As these notes must be construed in the light of these provisions, it follows, as the act conferred upon the company the option of demanding payment of them at any time before a fixed capital was required, that when the note in question was executed providing for payment after demand, it was intended by the parties that such demand might be exercised by the company at any time prior to the acquirement of a fixed capital. The terms used in the note were inserted in harmony with the provisions of the act, so that the option there given to the company might be exercised at its pleasure at any time prior to that event.

In this regard the act, as the legislature had a right to provide, furnished its own provision when the statute of limitations should commence to run against these guarantee notes, which was after demand for payment made prior to obtaining such capital. Until such demand the statute of limitations could not operate.

Under this view, as the company had not acquired a fixed capital when demand was made on the note at bar, the statute of limitations had not run when this action was commenced.

Aside, however, from a consideration of the terms of the note, under the provisions of the act requiring its execution and declaring the purpose and effect thereof, we are satisfied that under the rule for interpreting contracts, which requires full force and effect to be given to every word used therein *423 with a view of determining the meaning and intention of the parties, the statute of limitations would not commence to run until demand in fact — an actual demand — was made for payment of the note.

It is claimed by respondent that the word "demand" implies itself an actual demand, and hence the word "actual" may be treated as redundant. Under this contention the word "actual" would have no meaning. It was, however, used by the parties, and we think sufficient reason is apparent why it was used, and used deliberately. It was used not only as characterizing the nature of the demand for payment which should be made, but as determining the time within which interest should begin to run upon the note, because it is provided therein that "five days after actual demand" the principal sum shall be paid, "with interest at the then legal rate from and after such demand." And it is readily perceivable why actual demand was provided for. The Insurance Act required these notes to be payable at the option of the company. It was further provided that these notes might be negotiated by the company; that it might indorse or discount them at any time that it saw fit to do so.
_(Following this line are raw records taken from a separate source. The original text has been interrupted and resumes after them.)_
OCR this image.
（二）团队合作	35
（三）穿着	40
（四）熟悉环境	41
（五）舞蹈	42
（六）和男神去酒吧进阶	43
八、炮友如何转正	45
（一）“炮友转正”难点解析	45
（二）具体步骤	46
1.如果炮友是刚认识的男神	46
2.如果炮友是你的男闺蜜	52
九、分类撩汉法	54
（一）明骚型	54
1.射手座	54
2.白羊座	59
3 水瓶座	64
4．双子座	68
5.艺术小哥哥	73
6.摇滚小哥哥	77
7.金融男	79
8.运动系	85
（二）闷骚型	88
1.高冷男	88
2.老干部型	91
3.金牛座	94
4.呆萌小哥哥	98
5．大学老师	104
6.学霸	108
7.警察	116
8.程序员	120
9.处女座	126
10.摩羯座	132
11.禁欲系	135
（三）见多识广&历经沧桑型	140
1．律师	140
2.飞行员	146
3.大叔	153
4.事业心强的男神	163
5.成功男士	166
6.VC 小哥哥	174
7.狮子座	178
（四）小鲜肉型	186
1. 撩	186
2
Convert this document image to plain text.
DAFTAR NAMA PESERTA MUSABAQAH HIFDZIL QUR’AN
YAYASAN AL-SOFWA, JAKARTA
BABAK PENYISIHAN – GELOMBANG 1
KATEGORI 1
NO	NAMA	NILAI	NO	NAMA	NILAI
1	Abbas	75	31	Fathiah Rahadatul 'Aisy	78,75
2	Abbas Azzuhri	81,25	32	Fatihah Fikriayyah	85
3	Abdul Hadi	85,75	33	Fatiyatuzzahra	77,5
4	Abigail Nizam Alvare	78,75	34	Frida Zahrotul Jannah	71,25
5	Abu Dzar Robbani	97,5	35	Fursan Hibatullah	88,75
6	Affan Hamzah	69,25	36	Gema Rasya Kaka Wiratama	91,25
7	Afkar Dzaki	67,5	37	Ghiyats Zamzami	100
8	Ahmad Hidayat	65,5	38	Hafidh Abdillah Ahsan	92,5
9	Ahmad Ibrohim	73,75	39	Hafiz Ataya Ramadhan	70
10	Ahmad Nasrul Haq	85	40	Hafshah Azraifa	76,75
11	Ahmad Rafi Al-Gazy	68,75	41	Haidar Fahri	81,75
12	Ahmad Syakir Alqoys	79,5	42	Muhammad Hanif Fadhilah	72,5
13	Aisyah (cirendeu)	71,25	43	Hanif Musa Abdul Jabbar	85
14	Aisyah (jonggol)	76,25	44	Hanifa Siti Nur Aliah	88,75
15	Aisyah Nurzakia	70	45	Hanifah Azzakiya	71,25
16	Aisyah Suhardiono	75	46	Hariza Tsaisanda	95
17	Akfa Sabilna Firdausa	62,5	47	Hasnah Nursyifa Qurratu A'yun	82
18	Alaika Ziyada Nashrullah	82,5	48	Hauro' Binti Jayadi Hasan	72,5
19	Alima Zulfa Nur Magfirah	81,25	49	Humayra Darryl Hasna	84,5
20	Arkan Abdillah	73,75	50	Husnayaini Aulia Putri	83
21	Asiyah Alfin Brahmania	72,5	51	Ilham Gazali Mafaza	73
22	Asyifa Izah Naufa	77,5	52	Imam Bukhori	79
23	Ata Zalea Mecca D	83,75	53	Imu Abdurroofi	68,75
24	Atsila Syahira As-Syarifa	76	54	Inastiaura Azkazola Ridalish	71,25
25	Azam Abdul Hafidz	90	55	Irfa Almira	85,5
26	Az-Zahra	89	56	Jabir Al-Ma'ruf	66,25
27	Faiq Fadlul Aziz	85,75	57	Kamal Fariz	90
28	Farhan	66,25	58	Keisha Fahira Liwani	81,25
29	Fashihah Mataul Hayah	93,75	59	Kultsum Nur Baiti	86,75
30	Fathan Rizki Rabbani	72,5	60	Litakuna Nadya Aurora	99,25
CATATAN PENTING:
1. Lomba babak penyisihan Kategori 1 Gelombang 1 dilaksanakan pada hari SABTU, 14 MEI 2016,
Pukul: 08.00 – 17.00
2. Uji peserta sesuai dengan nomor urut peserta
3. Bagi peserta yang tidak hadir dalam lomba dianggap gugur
When the form of notes to be given under the act was under consideration by the board of directors, it was doubtless then well understood that when a note was made payable simply "on demand" no demand need be made at all, and that the statute of limitations commenced to run from the date of the note; likewise that though a demand was necessary to protect a right of action on a note payable so many days "after demand," yet in order to bind an indorser of such note such demand must be made within a reasonable time; they knew also that as to the payee in such a note the rule contended for here by respondent would apply, — namely, that from the lapse of a reasonable time a demand would be presumed, such reasonable time usually being determined by the analogy of the statute of limitations.

With the knowledge of the law as applied to these forms of notes, the corporation doubtless wished to avoid its application by providing a different form. With this end in view the word "actual" was used. By using it both the maker and the payee intended that neither the rule that a note payable "on demand" was payable immediately, nor that to *424 bind an indorser on a note payable after demand the demand should be made within a reasonable time, should apply as to these notes. As the Insurance Act provided that these notes should be negotiable, it was intended to secure the freest negotiability at any time the company might desire to negotiate them. It was contemplated that at any time before a fixed capital was achieved they might be readily convertible into money. This ready negotiability could be best attained by making the notes payable at a given period after "actual demand," because as an indorser the company would then be liable to the holder until he chose to make actual demand for payment, without any question possibly arising as to whether the demand was or was not made within a reasonable time.

It was also intended by this form of note, requiring "actual demand," to prevent as to the payee the indulgence of any presumption of demand from lapse of time. In effect, by the use of the word "actual," as distinguished from the word "presumed," it was intended by the parties as to these notes that no presumption of demand having been made on it should be indulged in; that it was to be continuing security which would be unaffected by mere lapse of time before actual demand, and that it should not mature until actual demand for payment of it was made. Under these views the demand made for the payment of this note was in time, the statute of limitations was no bar to the action commenced on it, and the demurrer should have been overruled.

The judgment is reversed, with directions to the lower court to overrule the demurrer and allow the defendant to answer.

Henshaw, J., and McFarland, J., concurred.